Combination chemotherapy programs for people with stage III cancers include:
- AC (adriamycin® and cyclophosphamide; plus tamoxifen = ACT)
- CMF (cyclophosphamide plus methotrexate and 5-fluorouracil; plus tamoxifen = CMFT)
- classic CMF (oral cyclophosphamide plus methotrexate and 5-fluorouracil; plus tamoxifen = classic CMF+T)
- FAC (5-fluorouracil plus high-dose adriamycin® and cyclophosphamide; plus tamoxifen = FACT)
Surgery – usually a modified radical mastectomy – is conducted after the tumor has shrunk.
Some individuals may be eligible to participate in clinical trials designed to lower the risk of cancer recurrence. Such trials may involve post-surgical (after surgery) therapy with high-dose chemotherapy and stem cell or bone marrow transplantation. Women with inflammatory carcinomas should be considered for bone marrow transplantation after initial therapy has been completed.
Stage IV breast cancer
When a woman is faced with stage IV cancer, either her breast cancer has recurred (returned), or it has metastasized (spread) beyond the breast.
The primary treatment for stage IV cancer is systemic therapy using
chemotherapy , and/or- hormone therapy.
The goal of treatment for stage IV cancer is to prolong survival and maintain thequality of life. Women with stage IV disease are often told that, although long-term management of their cancer is possible, there is no cure. Yet more and more people with stage IV cancer are defying the odds of cancer survival.
Hormone therapy usually is recommended if the woman’s tumor is
ER/PR positive and has spread only to the bones. Typical treatment involves
- oophorectomy (surgical removal of one/both ovaries),
- 5-year tamoxifen therapy, and
- anastrozole (Arimidex®) therapy to control metastatic disease.

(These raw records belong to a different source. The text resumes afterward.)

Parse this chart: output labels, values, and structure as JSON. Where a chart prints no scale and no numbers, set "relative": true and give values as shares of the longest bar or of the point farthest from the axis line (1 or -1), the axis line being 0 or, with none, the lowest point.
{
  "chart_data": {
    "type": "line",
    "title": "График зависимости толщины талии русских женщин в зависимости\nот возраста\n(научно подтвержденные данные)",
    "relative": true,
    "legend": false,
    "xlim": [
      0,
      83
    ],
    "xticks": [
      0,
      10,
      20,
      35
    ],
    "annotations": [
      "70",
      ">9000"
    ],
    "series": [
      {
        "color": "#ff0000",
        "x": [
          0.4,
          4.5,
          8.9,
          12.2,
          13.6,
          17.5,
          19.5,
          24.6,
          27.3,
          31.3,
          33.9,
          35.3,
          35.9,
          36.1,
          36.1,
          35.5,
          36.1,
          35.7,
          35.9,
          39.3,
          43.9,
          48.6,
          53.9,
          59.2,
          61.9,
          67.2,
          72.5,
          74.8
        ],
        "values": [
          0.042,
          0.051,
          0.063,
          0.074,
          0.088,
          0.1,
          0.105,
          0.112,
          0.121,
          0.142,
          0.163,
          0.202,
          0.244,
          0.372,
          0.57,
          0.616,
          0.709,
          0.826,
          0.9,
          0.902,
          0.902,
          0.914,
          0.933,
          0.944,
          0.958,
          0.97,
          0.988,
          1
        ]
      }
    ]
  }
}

If the woman’s tumor is ER/PR negative and has spread to the viscera (liver, lungs, brain, etc.),
- chemotherapy usually is given first if the person is able to tolerate it, followed by
- hormone therapy.
Unhealthy individuals who are ER/PR negative may be offered hormone therapy alone, with additional medicine for comfort and symptoms.

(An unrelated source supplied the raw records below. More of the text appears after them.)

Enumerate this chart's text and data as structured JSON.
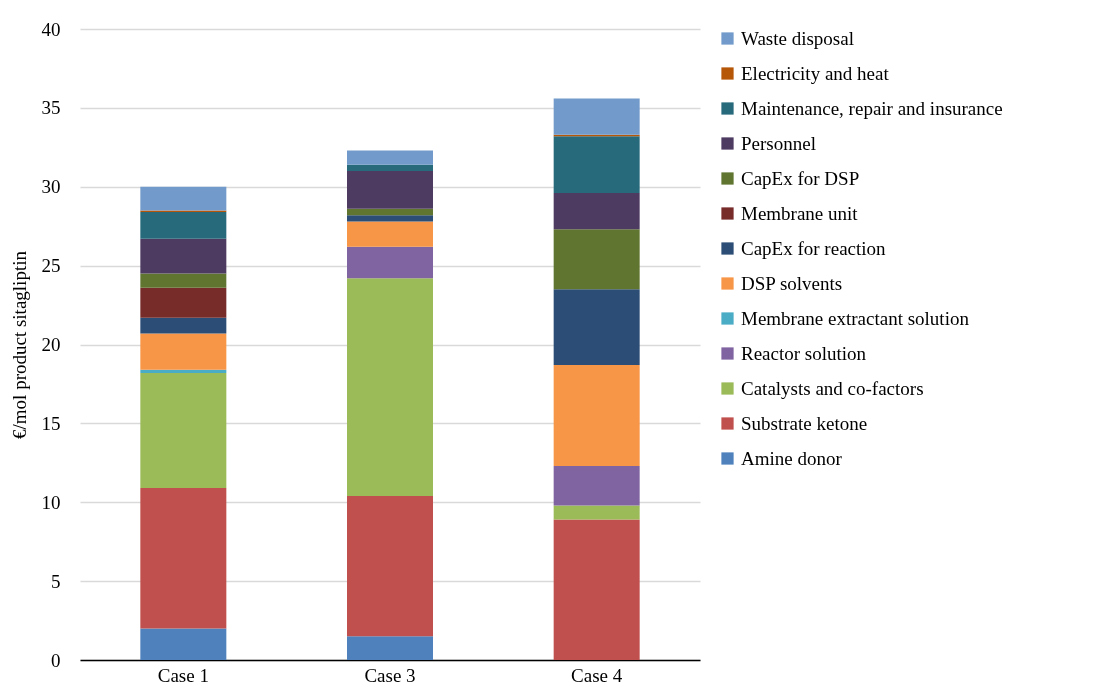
{
  "chart_data": {
    "type": "bar",
    "stacked": true,
    "ylabel": "€/mol product sitagliptin",
    "categories": [
      "Case 1",
      "Case 3",
      "Case 4"
    ],
    "ylim": [
      0,
      40
    ],
    "yticks": [
      0,
      5,
      10,
      15,
      20,
      25,
      30,
      35,
      40
    ],
    "grid": "y",
    "legend": "right",
    "series": [
      {
        "name": "Amine donor",
        "color": "#4f81bd",
        "values": [
          2.0,
          1.5,
          0
        ]
      },
      {
        "name": "Substrate ketone",
        "color": "#c0504d",
        "values": [
          8.9,
          8.9,
          8.9
        ]
      },
      {
        "name": "Catalysts and co-factors",
        "color": "#9bbb59",
        "values": [
          7.3,
          13.8,
          0.9
        ]
      },
      {
        "name": "Reactor solution",
        "color": "#8064a2",
        "values": [
          0,
          2.0,
          2.5
        ]
      },
      {
        "name": "Membrane extractant solution",
        "color": "#4bacc6",
        "values": [
          0.2,
          0,
          0
        ]
      },
      {
        "name": "DSP solvents",
        "color": "#f79646",
        "values": [
          2.3,
          1.6,
          6.4
        ]
      },
      {
        "name": "CapEx for reaction",
        "color": "#2c4d75",
        "values": [
          1.0,
          0.4,
          4.8
        ]
      },
      {
        "name": "Membrane unit",
        "color": "#772c2a",
        "values": [
          1.9,
          0,
          0
        ]
      },
      {
        "name": "CapEx for DSP",
        "color": "#5f7530",
        "values": [
          0.9,
          0.4,
          3.8
        ]
      },
      {
        "name": "Personnel",
        "color": "#4d3b62",
        "values": [
          2.2,
          2.4,
          2.3
        ]
      },
      {
        "name": "Maintenance, repair and insurance",
        "color": "#276a7c",
        "values": [
          1.7,
          0.4,
          3.6
        ]
      },
      {
        "name": "Electricity and heat",
        "color": "#b65708",
        "values": [
          0.1,
          0,
          0.1
        ]
      },
      {
        "name": "Waste disposal",
        "color": "#729aca",
        "values": [
          1.5,
          0.9,
          2.3
        ]
      }
    ]
  }
}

Common chemotherapy/hormone therapy programs for people with stage IV cancers include:
- ACT (Adriamycin® plus cyclophosphamide and tamoxifen)
- classic CMF+T (oral cyclophosphamide plus methotrexate, 5-fluorouracil, and tamoxifen)
- CMFT (cyclophosphamide plus methotrexate, 5-flurouracil, and tamoxifen)
- FACT (5-fluorouracil plus high-dose Adriamycin®, cyclophosphamide, and tamoxifen)
- Paclitaxel (Taxol®) plus tamoxifen
- Docetaxel (Taxotere®) plus tamoxifen
- Vinorelbine tartrate (Navelbine®) plus tamoxifen
- Gemcitabine (Gemzar®) plus tamoxifen
If the woman’s tumor is ‘HER2/neu positive’ (that is, it contains the HER2/neu protein), then
- immunotherapy with trastuzumab (Herceptin®) may be started after or instead of hormone therapy. Ongoing studies hopefully will determine whether immunotherapy is more beneficial when given alone or in combination with
- chemotherapy.
Women who are troubled by cancer-related symptoms may benefit from additional treatment with
- radiation and/or
- surgery.
Stage IV patients who otherwise are in good health may respond very well to the treatment offered in clinical trials. Such trials usually involve aggressive, high-dosechemotherapy with stem cell transplantation. A small percentage of women actually may be cured of breast cancer or may remain disease-free for long periods of time. Because promising new therapies are continuously being developed, all eligible women should be considered for treatment in clinical trials.